ESCO looks to a smarter future for electronic systems

1 min read

After 18 months of discussion, research and analysis, the ESCO Report – Electronic Systems: Challenges and Opportunities – has been published, providing, in a way which hasn't been done before, an accurate picture of electronics' contribution to the UK economy.

We know electronics is pervasive, but previous 'best guesses' have put UK employment closer to 250,000 people. ESCO says the electronic systems sector – by definition, wider than pure electronics – sustains 850,000 jobs. It also estimates the electronic systems sector contributes £78billion to the UK's GDP – another figure which focuses the mind. But ESCO is about growth – it wants GDP contribution to grow to £120bn and employment to 1million by 2020. The big question is 'how'? Its three top line objectives are: to build greater recognition of the sector; to help vertical sectors grow; and to exploit the UK's ES capability globally. One of the big surprises is the absence of calls for funding, special initiatives and so on.

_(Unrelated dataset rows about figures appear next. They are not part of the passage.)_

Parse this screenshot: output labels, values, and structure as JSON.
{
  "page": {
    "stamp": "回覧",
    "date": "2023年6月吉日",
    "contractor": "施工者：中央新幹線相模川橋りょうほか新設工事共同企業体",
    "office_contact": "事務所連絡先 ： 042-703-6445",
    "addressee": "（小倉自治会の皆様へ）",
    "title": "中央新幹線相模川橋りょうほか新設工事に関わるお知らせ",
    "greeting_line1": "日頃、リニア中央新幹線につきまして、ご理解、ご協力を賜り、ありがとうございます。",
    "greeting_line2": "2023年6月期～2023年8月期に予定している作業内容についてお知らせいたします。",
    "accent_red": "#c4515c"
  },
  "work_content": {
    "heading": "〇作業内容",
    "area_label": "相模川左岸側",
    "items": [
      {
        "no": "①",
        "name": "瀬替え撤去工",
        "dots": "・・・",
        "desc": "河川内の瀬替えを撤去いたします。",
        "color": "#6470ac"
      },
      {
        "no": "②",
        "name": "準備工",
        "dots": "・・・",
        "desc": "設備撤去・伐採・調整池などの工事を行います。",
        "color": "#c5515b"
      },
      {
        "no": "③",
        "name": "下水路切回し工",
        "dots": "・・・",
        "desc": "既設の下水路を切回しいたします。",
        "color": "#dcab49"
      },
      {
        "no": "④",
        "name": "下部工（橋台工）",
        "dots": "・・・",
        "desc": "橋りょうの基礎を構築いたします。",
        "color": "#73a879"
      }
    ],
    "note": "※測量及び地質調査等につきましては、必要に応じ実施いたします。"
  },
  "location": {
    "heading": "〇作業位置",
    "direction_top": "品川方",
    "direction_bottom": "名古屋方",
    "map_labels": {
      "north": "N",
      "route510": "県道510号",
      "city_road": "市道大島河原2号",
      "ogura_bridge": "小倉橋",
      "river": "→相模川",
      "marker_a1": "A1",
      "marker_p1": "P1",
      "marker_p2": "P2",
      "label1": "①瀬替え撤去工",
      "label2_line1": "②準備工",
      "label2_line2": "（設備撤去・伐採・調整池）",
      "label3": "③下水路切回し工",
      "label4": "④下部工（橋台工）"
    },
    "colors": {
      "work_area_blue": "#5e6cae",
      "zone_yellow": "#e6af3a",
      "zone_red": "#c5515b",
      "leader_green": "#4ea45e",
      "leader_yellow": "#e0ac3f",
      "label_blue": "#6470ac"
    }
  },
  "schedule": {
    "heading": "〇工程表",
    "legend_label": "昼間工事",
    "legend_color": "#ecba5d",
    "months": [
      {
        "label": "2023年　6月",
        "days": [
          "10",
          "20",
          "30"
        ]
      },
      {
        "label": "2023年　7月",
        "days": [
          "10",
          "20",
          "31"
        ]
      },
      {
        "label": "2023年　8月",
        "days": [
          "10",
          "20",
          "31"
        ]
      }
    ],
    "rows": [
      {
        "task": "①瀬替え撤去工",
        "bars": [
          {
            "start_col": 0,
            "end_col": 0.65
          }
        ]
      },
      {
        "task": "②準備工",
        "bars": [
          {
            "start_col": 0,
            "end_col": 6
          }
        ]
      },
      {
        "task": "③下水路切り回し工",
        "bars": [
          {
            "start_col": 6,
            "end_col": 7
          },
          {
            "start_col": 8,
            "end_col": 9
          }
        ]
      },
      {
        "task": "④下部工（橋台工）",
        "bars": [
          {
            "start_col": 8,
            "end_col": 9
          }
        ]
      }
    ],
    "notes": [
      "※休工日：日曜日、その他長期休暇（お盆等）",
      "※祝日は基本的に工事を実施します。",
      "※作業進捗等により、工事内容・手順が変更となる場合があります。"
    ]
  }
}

Perhaps that's a realistic appraisal of the economic situation, but it could also be an acceptance that it's up to the industry to sort itself out. Industry leaders, the report says, should take ownership of making change happen. 'We believe our future is in our hands', it says. The word 'smart' is a recurrent theme – leadership, industries, partnerships, supply chains, skills and brands. The implication is we aren't, but need to be. The report points out the lack of any large electronics companies beyond ARM and Imagination – both IP developers, rather than hardware. It wonders why countries of similar physical size and GDP – Taiwan and South Korea are cited – have successful electronics industries while the UK doesn't. It wonders – with a nod towards the likes of Samsung – why the UK doesn't have 'globally dominant consumer facing brands'. That question alone would take a while to answer. For now, the future lies in helping verticals to develop better products, bringing benefits to entire supply chains and, hence, to the UK's economy. But, first things first, there's the small matter of uniting the industry behind one flag. New Electronics has used the phrase 'herding cats' before in this context and has no hesitation in using it again.